Richard Pierce

Richard Pierce – author, poet, painter

Politics

#PeoplesVote response to my letter from Daniel Poulter MP

Finally, more than three weeks after I wrote to him about a #peoplesvote, my constituency MP, Daniel Poulter, got back to me. His response is followed by my immediate response to him. Read and weep.

Dear Mr Pierce-Saunderson,

Many thanks for your e-mails, and my sincere apologies for not responding sooner.

The Conservatives won the 2015 election with a clear pledge to hold an in-out referendum, and then delivered on that pledge.  The voters were then promised that the outcome would be respected and implemented.  Indeed, in the follow-up election in 2017, 84% of voters opted for parties that pledged to respect the result and leave the single market and customs union.

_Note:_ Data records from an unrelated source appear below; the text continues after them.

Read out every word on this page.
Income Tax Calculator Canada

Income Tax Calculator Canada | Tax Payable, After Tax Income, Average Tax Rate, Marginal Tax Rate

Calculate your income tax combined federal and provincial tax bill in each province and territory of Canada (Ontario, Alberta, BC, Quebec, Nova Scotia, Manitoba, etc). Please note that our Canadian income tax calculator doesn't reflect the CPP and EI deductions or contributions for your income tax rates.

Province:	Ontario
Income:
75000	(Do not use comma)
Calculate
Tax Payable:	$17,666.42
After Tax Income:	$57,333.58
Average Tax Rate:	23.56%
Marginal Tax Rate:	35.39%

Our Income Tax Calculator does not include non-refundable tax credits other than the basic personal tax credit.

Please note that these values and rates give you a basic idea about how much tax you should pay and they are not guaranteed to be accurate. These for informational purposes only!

Politicians are criticised enough for not keeping promises.  It is therefore important that the government do what they have pledged to do and leave the EU.  While there are clearly many who would like to see the result reversed, and would welcome another referendum, I cannot support that view.

It’s also worth bearing in mind that the EU membership we had is no longer on offer.  Having given our notice, the EU would be likely to exact very different conditions on our re-joining, including an end to our opt-outs, possible membership of the euro, and much higher contributions to the EU budget – without our rebate.  There is therefore no real option to remain, but only to go back in on different, less favourable terms.

This must be borne in mind alongside the general loss of faith in politicians and the reputation in our democracy that would come from holding another referendum, and the divisive nature of any such vote. 

I appreciate this is not the answer you were seeking, but hope it gives you an idea of my views on the subject.

Thanks again for your e-mail and my apologies for not responding sooner.

With best wishes

Dan

My response:

Dear Dan,

Thanks for finally getting back to me.

Unfortunately, your email doesn’t actually address any of my concerns, and indeed reads just like a formulaic rather than individual response to one of your constituents.

In fact, some of your statements are plain erroneous, I’m afraid to say. Nor do they address the issue that the referendum was “won” illegally, for which some of Leave’s main backers are now under investigation. These are really issues you and your party in government should be investigating with the greatest urgency rather than, as I said in my very first email, putting political pressure on the Metropolitan Police to investigate this electoral fraud. The fact that the Prime Minister has not denied that she refused to investigate Mr Banks when his activities were first brought to her attention some years ago throws this issue into stark relief, and makes the legal status of the referendum even more questionable.

As for your statement that the government pledged to respect the result of the referendum, it had no legal base on which to make this statement. Decisive (rather than advisory) referenda on what are essentially constitutional changes usually carry with them the requirement for a suer-majority of at least 66% of those who voted. This did not occur.

Thanks for calling the election in 2017 a follow-up election. Although a People’s Vote is not a follow-up referendum but rather a first referendum on the terms of Brexit (rather than a referendum on a very ill-defined and lied-about exit from the EU), your use of the terms puts the lie to politicians from both parties claiming that another referendum is unnecessary. Surely, using those parameters and definitions, a general election just over two years after the previous one would be similarly unnecessary. People are entitled to change their minds, and a significant number of people have changed their minds, and to progress down the route of a Brexit without allowing people to voice their views on the new deal would be denying the “will of the people” rather than carring out the “will of the people.”

As far as the result of that election is concerned, it is a common trope amongst Leave politicians to claim that 84% of voters supported Leave parties. At that point, the Labour Party’s position was even more unclear than it is now, and in fact the result could be interpreted in many differing ways, one of them being that Leavers voted Tory and Remainers voted Labour (and you cannot argue this is not so after having quoted a totally spurious statistic yourself). For the sake of clarity and completeness, I did actually say on BBC Radio today that as a life-long Labour voter I would not be voting Labour again unless they explicitly came out against Brexit and backed Remain.

Your comment about the EU membership we had no longer being on offer is also entirely incorrect. We have not yet left the EU. There are legal opinions that Article 50 can be wirthdrawn, wlthough the government is attempting to hide this fact from the public. As you know, Court of Session in Scotland recently heard the UK Government’s attempt to stop the Court of Justice of the European Union making a ruling on the revocability of Article 50, and denied that attempt. The UK government, your party in other words, continues to block publication of its application and papers on this case, thereby keeping even its own MPs in the dark, as well as the public. So your argument doesn’t hold water.

Lastly, as far as the general loss in faith of politicians you mention is concerned, I think blinkered and dogmatic responses like yours to a non-party-political concern of a constituent, responses in fact to a situation which endangers not just the lives of those in poverty, but the entire economics of the UK, as well as threatening the breakup of the Union, go a very long way to deepening that lack of faith.